Les temps de déplacements doivent donner lieu à compensation en repos ou argent lorsqu’ils excèdent le « temps normal de trajet entre le domicile et le lieu habituel de travail ».
Cette dernière notion n’a toutefois pas été définie.
Or, il est impossible de prévoir légalement une durée pour tous, dans la mesure où les contraintes varient d’une entreprise à une autre selon leur implantation géographique. Celle-ci influe sur la durée des temps de trajet, notamment en raison des transports collectifs, des conditions climatiques et du réseau routier, sans parler de la densité du trafic. De plus, cette durée peut, d’un salarié à l’autre, passer de quelques minutes à plusieurs heures de transport.
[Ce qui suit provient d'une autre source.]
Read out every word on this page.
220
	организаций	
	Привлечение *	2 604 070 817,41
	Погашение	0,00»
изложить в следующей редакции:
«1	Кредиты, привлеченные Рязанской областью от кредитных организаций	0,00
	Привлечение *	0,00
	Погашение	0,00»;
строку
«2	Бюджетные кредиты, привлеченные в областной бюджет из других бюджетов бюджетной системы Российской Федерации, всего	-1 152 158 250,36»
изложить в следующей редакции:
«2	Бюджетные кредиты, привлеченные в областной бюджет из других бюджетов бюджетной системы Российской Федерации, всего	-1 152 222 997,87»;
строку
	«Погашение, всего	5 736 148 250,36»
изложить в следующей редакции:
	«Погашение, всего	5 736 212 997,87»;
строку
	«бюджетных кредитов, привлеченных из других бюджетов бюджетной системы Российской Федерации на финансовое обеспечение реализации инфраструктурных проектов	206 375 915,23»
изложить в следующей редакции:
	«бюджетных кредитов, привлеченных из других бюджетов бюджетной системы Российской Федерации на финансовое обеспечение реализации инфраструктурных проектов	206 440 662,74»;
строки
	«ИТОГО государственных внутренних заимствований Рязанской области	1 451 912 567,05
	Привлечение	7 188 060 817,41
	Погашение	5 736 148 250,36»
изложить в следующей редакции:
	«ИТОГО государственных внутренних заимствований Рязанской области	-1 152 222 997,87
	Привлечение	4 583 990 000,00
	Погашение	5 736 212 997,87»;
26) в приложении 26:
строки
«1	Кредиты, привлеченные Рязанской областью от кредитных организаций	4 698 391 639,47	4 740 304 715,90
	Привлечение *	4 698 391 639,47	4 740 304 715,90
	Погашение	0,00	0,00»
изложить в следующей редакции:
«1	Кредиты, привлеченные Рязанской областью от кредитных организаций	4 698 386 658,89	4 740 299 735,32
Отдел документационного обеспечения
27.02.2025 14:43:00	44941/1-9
Dès lors, cela signifie-t-il que, pour un même temps de déplacement, la contrepartie sera variable d’un individu à l’autre ?
Le Conseil constitutionnel – appelé à se prononcer, lors de l’adoption de la loi de programmation pour la cohésion sociale, sur la rupture du principe d’égalité entre salariés ayant le même temps de trajet, mais ne bénéficiant pas des mêmes compensations – a indirectement été confronté à cette problématique. Il a considéré, à cette occasion, que « [la] circonstance qu’un déplacement de même durée puisse entraîner une contrepartie différente suivant que les salariés ont établi leur domicile en un lieu plus ou moins éloigné de leur lieu habituel de travail n’est pas constitutive d’une rupture d’égalité, dès lors [que la rupture d’égalité] résulte d’une différence de situation inhérente à la liberté de choix de domicile » (Cons. const., 13 janv. 2005, no 2004-509 DC). Le Conseil constitutionnel a ainsi implicitement consacré le fait que les contreparties des dépassements professionnels du temps de trajet domicile-lieu de travail puissent être fondées sur une notion non définie.
Même réponse du Ministère (Rép. Mignon à QE no 56558, JOAN Q 22 août 2006, p. 8868) : cette contrepartie est acquise « au moment même où le temps de déplacement professionnel du salarié a dépassé la durée de son temps de déplacement quotidien de son domicile vers son lieu de travail habituel ».
Dès lors, « un même temps professionnel conduira nécessairement à des durées différentes de dépassement de la durée normale de trajet, qui conditionneront ou non l’intervention de la contrepartie ».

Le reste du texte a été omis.